『ハワイの花』は、ハンガリー生まれの作曲家パウル・アブラハムのオペレッタである。初演は1931年7月24日にライプツィヒ歌劇場において行われた。 このオペレッタは、ハワイ王国最後の女王であるリリウオカラニの物語にインスピレーションを得ている。アブラハムの作品では、代表作である『ヴィクトリアと軽騎兵』と並ぶ人気作であり1930年代には映画化もされた。
フルート2、オーボエ、クラリネット3、ファゴット、ホルン2、トランペット3、トロンボーン3、ピアノ2、バンジョー2、ハープ、パーカッション (場合によりテナーサックス、ハワイアンギター、ジャズのドラムセットなどを加えた演奏もある)
この作品は、1920年代の特徴を備えた典型的な作品である。アブラハムは、アメリカで誕生し世界中に広まったジャズを取り入れた最初のオペレッタ作曲家である。オペレッタというよりもミュージカルの要素が強いのも特徴である。

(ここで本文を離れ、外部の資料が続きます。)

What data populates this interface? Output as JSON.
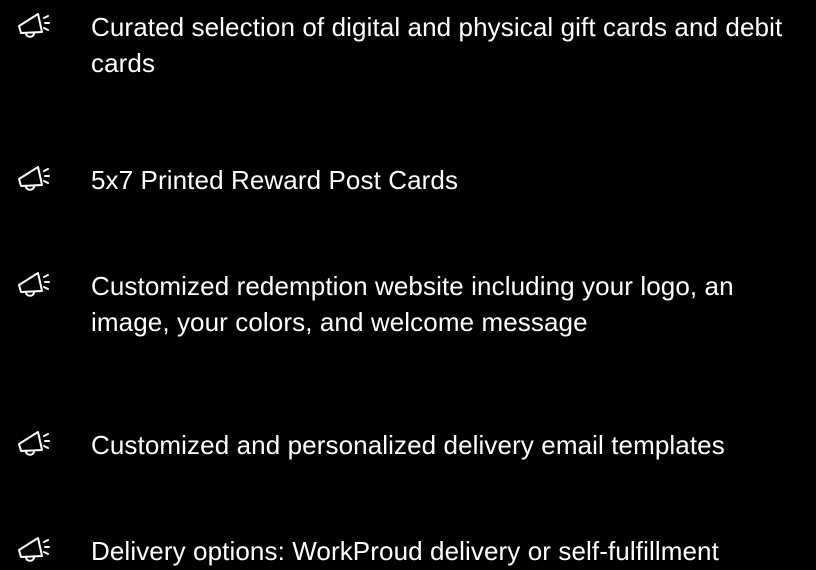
{
  "theme": {
    "background": "#000000",
    "text_color": "#ffffff",
    "icon_color": "#ffffff"
  },
  "features": [
    {
      "icon": "megaphone-icon",
      "text": "Curated selection of digital and physical gift cards and debit cards"
    },
    {
      "icon": "megaphone-icon",
      "text": "5x7 Printed Reward Post Cards"
    },
    {
      "icon": "megaphone-icon",
      "text": "Customized redemption website including your logo, an image, your colors, and welcome message"
    },
    {
      "icon": "megaphone-icon",
      "text": "Customized and personalized delivery email templates"
    },
    {
      "icon": "megaphone-icon",
      "text": "Delivery options: WorkProud delivery or self-fulfillment"
    }
  ]
}
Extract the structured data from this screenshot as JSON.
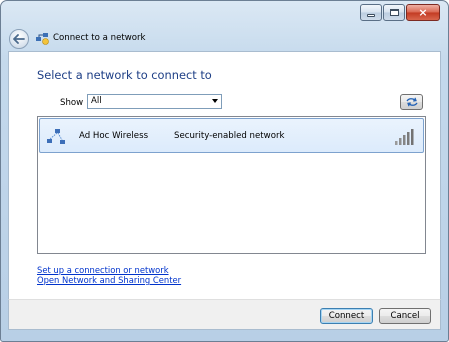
{
  "window": {
    "title": "Connect to a network",
    "controls": {
      "minimize": "minimize",
      "maximize": "maximize",
      "close": "×"
    }
  },
  "main": {
    "heading": "Select a network to connect to",
    "filter": {
      "label": "Show",
      "selected": "All"
    }
  },
  "networks": [
    {
      "name": "Ad Hoc Wireless",
      "security": "Security-enabled network",
      "signal_bars": 5,
      "icon": "adhoc-network-icon"
    }
  ],
  "links": {
    "setup": "Set up a connection or network",
    "sharing_center": "Open Network and Sharing Center"
  },
  "buttons": {
    "connect": "Connect",
    "cancel": "Cancel"
  },
  "colors": {
    "heading": "#1e3f86",
    "link": "#0033cc",
    "selected_row": "#dcebfc",
    "close_button": "#c23a22"
  }
}
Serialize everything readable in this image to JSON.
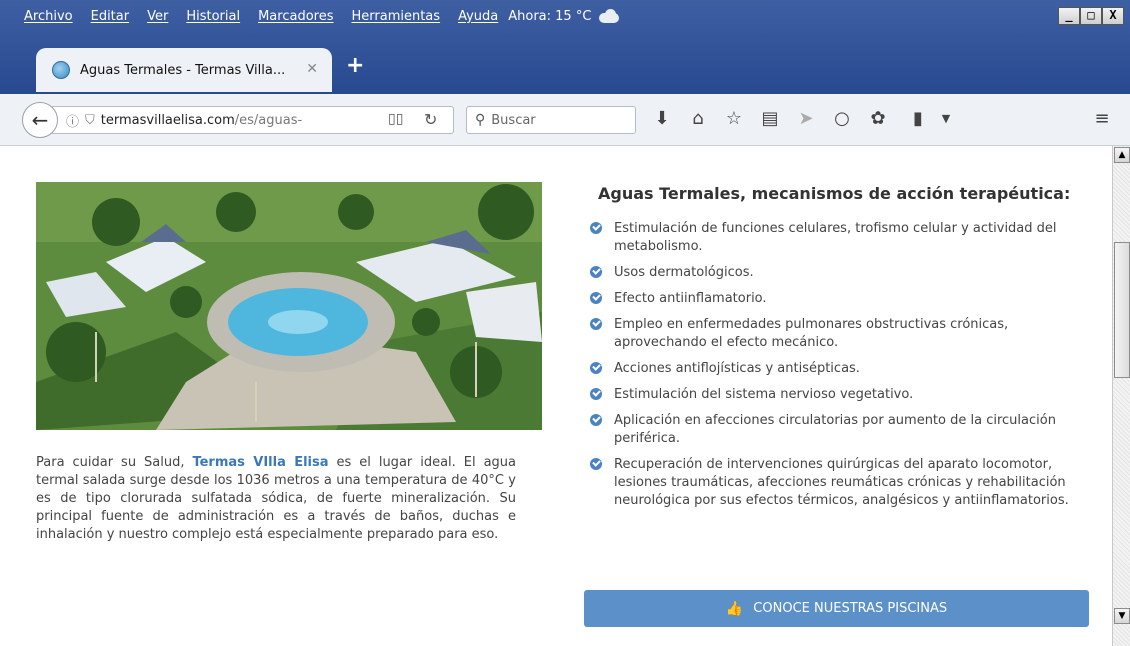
{
  "menu": [
    "Archivo",
    "Editar",
    "Ver",
    "Historial",
    "Marcadores",
    "Herramientas",
    "Ayuda"
  ],
  "weather": {
    "label": "Ahora: 15 °C",
    "icon": "cloud-icon"
  },
  "window_controls": {
    "minimize": "_",
    "maximize": "□",
    "close": "X"
  },
  "tab": {
    "title": "Aguas Termales - Termas Villa...",
    "close": "✕",
    "new_tab": "+"
  },
  "navbar": {
    "url_domain": "termasvillaelisa.com",
    "url_path": "/es/aguas-",
    "search_placeholder": "Buscar"
  },
  "content": {
    "intro": {
      "before": "Para cuidar su Salud, ",
      "brand": "Termas VIlla Elisa",
      "after": " es el lugar ideal. El agua termal salada surge desde los 1036 metros a una temperatura de 40°C y es de tipo clorurada sulfatada sódica, de fuerte mineralización. Su principal fuente de administración es a través de baños, duchas e inhalación y nuestro complejo está especialmente preparado para eso."
    },
    "heading": "Aguas Termales, mecanismos de acción terapéutica:",
    "benefits": [
      "Estimulación de funciones celulares, trofismo celular y actividad del metabolismo.",
      "Usos dermatológicos.",
      "Efecto antiinflamatorio.",
      "Empleo en enfermedades pulmonares obstructivas crónicas, aprovechando el efecto mecánico.",
      "Acciones antiflojísticas y antisépticas.",
      "Estimulación del sistema nervioso vegetativo.",
      "Aplicación en afecciones circulatorias por aumento de la circulación periférica.",
      "Recuperación de intervenciones quirúrgicas del aparato locomotor, lesiones traumáticas, afecciones reumáticas crónicas y rehabilitación neurológica por sus efectos térmicos, analgésicos y antiinflamatorios."
    ],
    "cta_label": "CONOCE NUESTRAS PISCINAS"
  },
  "colors": {
    "accent": "#5c90c9",
    "brand_link": "#3b78b8",
    "titlebar": "#27498f"
  }
}
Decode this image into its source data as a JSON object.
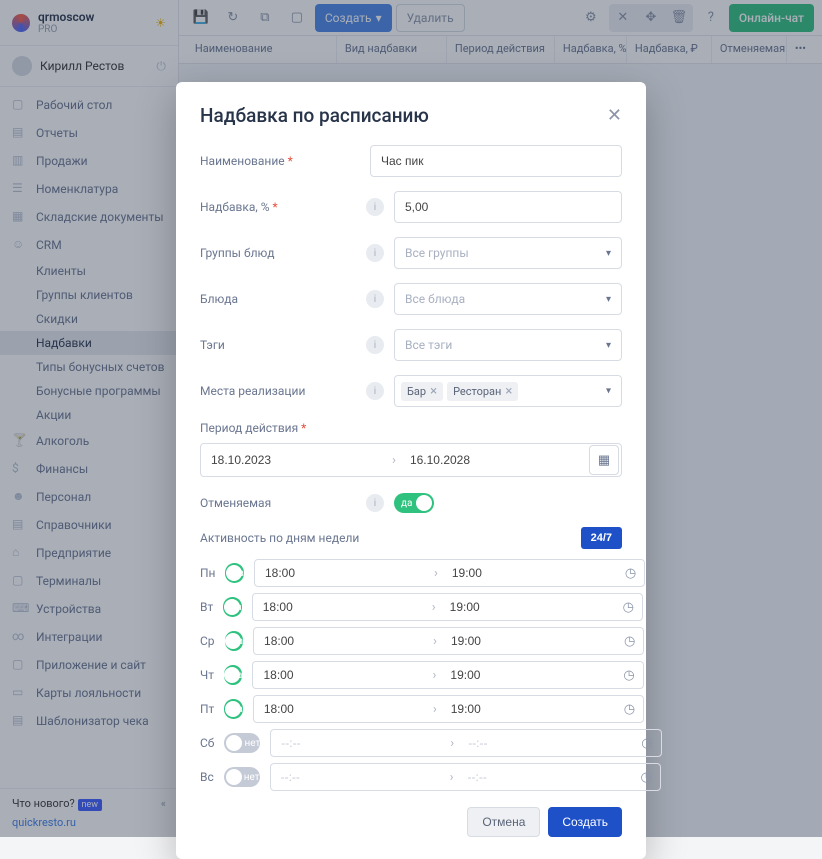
{
  "header": {
    "account": "qrmoscow",
    "plan": "PRO",
    "user": "Кирилл Рестов"
  },
  "nav": {
    "items": [
      {
        "label": "Рабочий стол"
      },
      {
        "label": "Отчеты"
      },
      {
        "label": "Продажи"
      },
      {
        "label": "Номенклатура"
      },
      {
        "label": "Складские документы"
      },
      {
        "label": "CRM"
      },
      {
        "label": "Алкоголь"
      },
      {
        "label": "Финансы"
      },
      {
        "label": "Персонал"
      },
      {
        "label": "Справочники"
      },
      {
        "label": "Предприятие"
      },
      {
        "label": "Терминалы"
      },
      {
        "label": "Устройства"
      },
      {
        "label": "Интеграции"
      },
      {
        "label": "Приложение и сайт"
      },
      {
        "label": "Карты лояльности"
      },
      {
        "label": "Шаблонизатор чека"
      }
    ],
    "crm_sub": [
      {
        "label": "Клиенты"
      },
      {
        "label": "Группы клиентов"
      },
      {
        "label": "Скидки"
      },
      {
        "label": "Надбавки"
      },
      {
        "label": "Типы бонусных счетов"
      },
      {
        "label": "Бонусные программы"
      },
      {
        "label": "Акции"
      }
    ]
  },
  "footer": {
    "whatsnew": "Что нового?",
    "badge": "new",
    "domain": "quickresto.ru"
  },
  "toolbar": {
    "create": "Создать",
    "delete": "Удалить",
    "chat": "Онлайн-чат"
  },
  "columns": [
    "Наименование",
    "Вид надбавки",
    "Период действия",
    "Надбавка, %",
    "Надбавка, ₽",
    "Отменяемая"
  ],
  "modal": {
    "title": "Надбавка по расписанию",
    "labels": {
      "name": "Наименование",
      "percent": "Надбавка, %",
      "groups": "Группы блюд",
      "dishes": "Блюда",
      "tags": "Тэги",
      "places": "Места реализации",
      "period": "Период действия",
      "cancelable": "Отменяемая",
      "activity": "Активность по дням недели"
    },
    "values": {
      "name": "Час пик",
      "percent": "5,00",
      "date_from": "18.10.2023",
      "date_to": "16.10.2028"
    },
    "placeholders": {
      "groups": "Все группы",
      "dishes": "Все блюда",
      "tags": "Все тэги",
      "time_empty": "--:--"
    },
    "chips": [
      "Бар",
      "Ресторан"
    ],
    "toggle_on": "да",
    "toggle_off": "нет",
    "btn247": "24/7",
    "days": [
      {
        "name": "Пн",
        "active": true,
        "from": "18:00",
        "to": "19:00"
      },
      {
        "name": "Вт",
        "active": true,
        "from": "18:00",
        "to": "19:00"
      },
      {
        "name": "Ср",
        "active": true,
        "from": "18:00",
        "to": "19:00"
      },
      {
        "name": "Чт",
        "active": true,
        "from": "18:00",
        "to": "19:00"
      },
      {
        "name": "Пт",
        "active": true,
        "from": "18:00",
        "to": "19:00"
      },
      {
        "name": "Сб",
        "active": false,
        "from": "",
        "to": ""
      },
      {
        "name": "Вс",
        "active": false,
        "from": "",
        "to": ""
      }
    ],
    "btn_cancel": "Отмена",
    "btn_create": "Создать"
  }
}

巧みな物語構成とキッチュで皮肉に富んだ音楽は、今なお人々に愛されている。
なお編曲(ヴァージョンによってはスティール・ギター(ハワイアン・ギター)、テナーーサックス、ドラムセットを取り入れる場合もあり、ジャズだけでなくハワイアン音楽の語法を取り入れた最初期の例でもある。歌詞や台詞もドイツ語を基本とするが、随所に英語の単語や言い回しが頻出し、ドイツ語(treu)と英語(boy)で韻を踏んだ箇所もある。しかし一方でハワイ語の単語は全く見られず、あくまで1920年代ベルリン(ワイマール共和国時代)のアメリカ趣味を基礎としている事は、この時代の作品としての特性を現している。